I did not sample the ice cream. Instead, I headed for the great glass window to watch the doughnuts. Within minutes, an employee asked if I would like to dip my own doughnut. Surely that was a rhetorical question. If there had been room, I would have skipped to the dunking station. Instead, I wiggled my way through the crowds to the booth. A friendly employee gave me the go ahead and, with my fingers gripping the sticky edges, I dipped my glazed doughnut into a bowl of swirling, melted chocolate. MMMMM! Then, I plunged my doughnut into the pastel sprinkles. It was a work of art.
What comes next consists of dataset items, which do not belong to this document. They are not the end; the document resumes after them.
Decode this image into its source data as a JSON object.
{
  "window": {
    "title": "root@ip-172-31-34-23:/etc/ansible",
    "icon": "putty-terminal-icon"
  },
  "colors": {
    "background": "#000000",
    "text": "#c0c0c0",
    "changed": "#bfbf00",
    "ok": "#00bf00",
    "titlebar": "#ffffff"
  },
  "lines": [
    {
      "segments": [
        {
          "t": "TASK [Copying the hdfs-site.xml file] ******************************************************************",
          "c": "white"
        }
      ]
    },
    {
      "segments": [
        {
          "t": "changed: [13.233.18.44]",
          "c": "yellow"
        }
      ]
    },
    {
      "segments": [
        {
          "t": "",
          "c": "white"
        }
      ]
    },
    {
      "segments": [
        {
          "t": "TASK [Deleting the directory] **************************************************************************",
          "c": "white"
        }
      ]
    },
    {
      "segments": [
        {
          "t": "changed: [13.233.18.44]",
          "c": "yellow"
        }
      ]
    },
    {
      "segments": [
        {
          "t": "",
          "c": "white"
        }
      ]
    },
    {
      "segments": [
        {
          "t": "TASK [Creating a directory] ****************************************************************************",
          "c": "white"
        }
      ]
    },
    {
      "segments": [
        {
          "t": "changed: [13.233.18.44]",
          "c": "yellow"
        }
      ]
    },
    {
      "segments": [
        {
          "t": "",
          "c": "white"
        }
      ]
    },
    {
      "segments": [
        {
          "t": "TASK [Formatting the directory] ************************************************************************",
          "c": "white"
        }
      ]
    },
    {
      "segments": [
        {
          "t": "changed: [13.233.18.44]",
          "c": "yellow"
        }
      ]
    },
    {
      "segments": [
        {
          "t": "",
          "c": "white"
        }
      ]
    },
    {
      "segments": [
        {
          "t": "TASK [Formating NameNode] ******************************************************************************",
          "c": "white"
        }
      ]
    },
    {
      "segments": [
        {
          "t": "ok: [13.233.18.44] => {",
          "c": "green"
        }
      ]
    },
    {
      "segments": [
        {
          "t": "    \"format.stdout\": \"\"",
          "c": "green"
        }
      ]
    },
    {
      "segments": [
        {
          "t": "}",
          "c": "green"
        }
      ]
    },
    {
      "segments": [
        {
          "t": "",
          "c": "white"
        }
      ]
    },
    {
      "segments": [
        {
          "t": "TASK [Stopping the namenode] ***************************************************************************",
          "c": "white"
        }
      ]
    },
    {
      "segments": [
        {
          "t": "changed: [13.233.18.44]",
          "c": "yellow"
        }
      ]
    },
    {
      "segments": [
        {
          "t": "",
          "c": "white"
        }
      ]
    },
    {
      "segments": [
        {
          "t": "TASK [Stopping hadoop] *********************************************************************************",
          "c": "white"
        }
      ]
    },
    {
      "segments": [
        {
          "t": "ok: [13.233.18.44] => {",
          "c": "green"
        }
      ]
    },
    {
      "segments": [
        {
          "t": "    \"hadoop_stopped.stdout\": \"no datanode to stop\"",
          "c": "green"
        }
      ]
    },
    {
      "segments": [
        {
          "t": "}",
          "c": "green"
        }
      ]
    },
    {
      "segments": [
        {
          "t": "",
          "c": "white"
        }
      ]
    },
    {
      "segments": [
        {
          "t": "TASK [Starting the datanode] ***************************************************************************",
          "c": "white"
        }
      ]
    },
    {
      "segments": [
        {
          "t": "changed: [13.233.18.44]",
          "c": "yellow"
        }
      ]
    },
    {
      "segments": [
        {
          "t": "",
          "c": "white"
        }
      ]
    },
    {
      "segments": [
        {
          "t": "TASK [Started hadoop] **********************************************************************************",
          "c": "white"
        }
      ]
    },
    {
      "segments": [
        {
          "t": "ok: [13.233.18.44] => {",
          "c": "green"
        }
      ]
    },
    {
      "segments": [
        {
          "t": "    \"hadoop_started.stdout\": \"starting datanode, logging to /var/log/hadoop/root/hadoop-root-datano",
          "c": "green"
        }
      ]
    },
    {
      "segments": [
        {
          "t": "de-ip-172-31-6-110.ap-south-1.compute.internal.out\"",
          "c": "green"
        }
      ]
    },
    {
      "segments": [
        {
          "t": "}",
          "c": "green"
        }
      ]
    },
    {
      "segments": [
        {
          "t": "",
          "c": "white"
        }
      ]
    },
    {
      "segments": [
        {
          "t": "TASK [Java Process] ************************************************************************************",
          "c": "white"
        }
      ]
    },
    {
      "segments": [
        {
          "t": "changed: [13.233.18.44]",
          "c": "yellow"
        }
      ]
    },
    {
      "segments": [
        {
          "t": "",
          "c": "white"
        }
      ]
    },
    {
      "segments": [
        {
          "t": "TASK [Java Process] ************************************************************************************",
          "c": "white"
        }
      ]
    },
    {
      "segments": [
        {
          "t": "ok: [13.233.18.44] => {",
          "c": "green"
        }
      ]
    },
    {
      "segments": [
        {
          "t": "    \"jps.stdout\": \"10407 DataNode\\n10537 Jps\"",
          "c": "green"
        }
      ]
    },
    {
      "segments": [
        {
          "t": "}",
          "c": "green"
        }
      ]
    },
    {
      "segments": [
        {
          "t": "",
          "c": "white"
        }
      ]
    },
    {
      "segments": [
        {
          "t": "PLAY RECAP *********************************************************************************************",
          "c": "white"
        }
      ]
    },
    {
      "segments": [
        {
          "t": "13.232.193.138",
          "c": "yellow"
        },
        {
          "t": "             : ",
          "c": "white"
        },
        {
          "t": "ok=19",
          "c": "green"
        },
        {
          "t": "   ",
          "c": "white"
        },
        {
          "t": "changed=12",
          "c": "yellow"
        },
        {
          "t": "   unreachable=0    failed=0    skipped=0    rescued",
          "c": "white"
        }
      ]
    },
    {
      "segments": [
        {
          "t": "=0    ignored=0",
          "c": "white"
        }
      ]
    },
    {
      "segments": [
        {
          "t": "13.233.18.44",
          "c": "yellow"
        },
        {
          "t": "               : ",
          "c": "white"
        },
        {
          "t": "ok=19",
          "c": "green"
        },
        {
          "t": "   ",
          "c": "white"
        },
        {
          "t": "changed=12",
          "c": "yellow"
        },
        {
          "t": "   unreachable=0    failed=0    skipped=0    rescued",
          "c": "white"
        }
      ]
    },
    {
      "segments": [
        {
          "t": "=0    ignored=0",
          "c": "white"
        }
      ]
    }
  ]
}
I was a natural.
After photographing my doughnut, picking out my assorted dozen, and putting them in the car, I reentered the shop. I wanted to soak up every bit of the Krispy Kreme experience. So I found a spot just inside the store to sniff and watch and wonder. That’s when it happened.
A nice man asked me to help him hand out paper hats! I suppose the doughnut diva within was giving off such a strong vibe that I appeared to be a Krispy Kreme employee. I smiled, took a stack of them, and joined the Krispy Kreme team. The lady on my left offered hats to children. I decided to offer mine to the adults. Many took and wore them proudly as I explained that they too could dip a doughnut. I greeted customers and corporate folks, answering questions and enjoying my secret identity.
I did eventually confess that I was a children’s book writer and not a “real” Krispy Kreme employee. Thankfully, they did not banish me, but allowed to continue to help and even introduced me to Jim Morgan, the President and CEO of Krispy Kreme. All in all it was a sweet experience.